The collected data were processed as follows. In the collected data, there were missing values for tumor markers (CA199, CA125, CEA), CRP, and APTT, which were filled by means. Men with values higher than 8.81 and women with values higher than 8.73 were classified as high TyG index level, indicating a state of insulin resistance. Age was grouped with 65 years as the cutoff, and CA199, CA125, and CEA were respectively grouped with critical values of 37 U/ml, 35 U/ml, and 5 ng/ml. Pathological types were divided into three categories: pancreatic ductal adenocarcinoma (PDAC), ampulla cancer (AC), and others (other tumors in pancreatic head region, including papillary tumors and adenocarcinomas of the duodenum, bile duct cancer, Intraductal papillary mucinous neoplasm (IPMN), and neuroendocrine tumors). The final follow-up time for patients was recorded as the time of their last hospital treatment.
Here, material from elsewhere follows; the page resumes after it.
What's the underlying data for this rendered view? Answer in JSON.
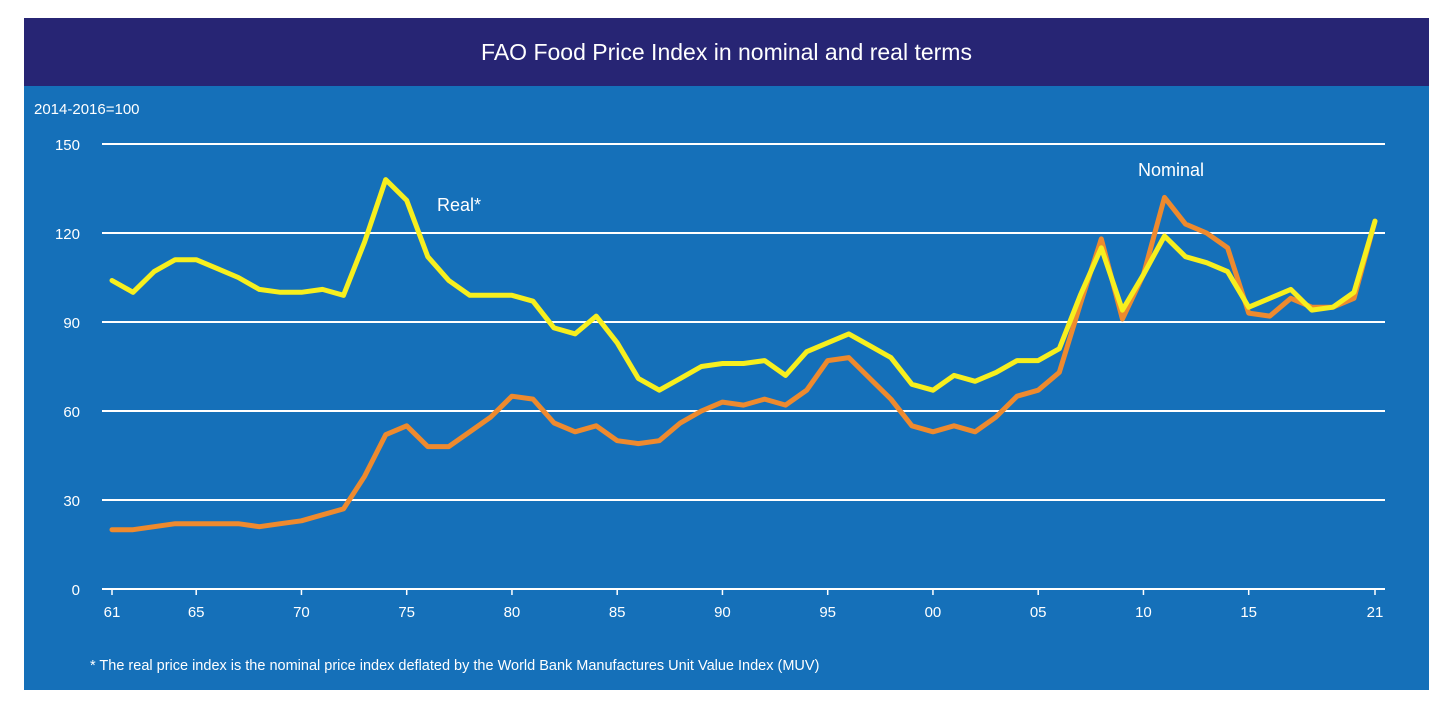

Statistical analysis was conducted using R.4.2. Given the skewed distribution of continuous variable data in this study, median and interquartile range were used for description, and Mann-Whitney test were performed for analysis. Categorical variables were described using percentages and analyzed using chi-square tests and Fisher’s exact tests. This study combined cross-sectional and longitudinal analyses, applying logistic regression and Cox regression to jointly assess risk factors. Propensity score matching (PSM) was used to reduce group differences, LASSO regression and Firth regression were conducted to avoid over-fitting issue. And subgroup analysis was used to assess the variability of independent variables in subgroups. We also established a nomogram to assess the risk of metastasis and used the receiver operating curve (ROC) to evaluate predictive efficacy. Kaplan-Meier (K-M) curves were used to assess the impact, and restricted cubic splines (RCS) curves were also used to explore nonlinear relationships. P <0.05 was considered statistically significant. Adobe illustrator and Graphpad prism were used for image processing.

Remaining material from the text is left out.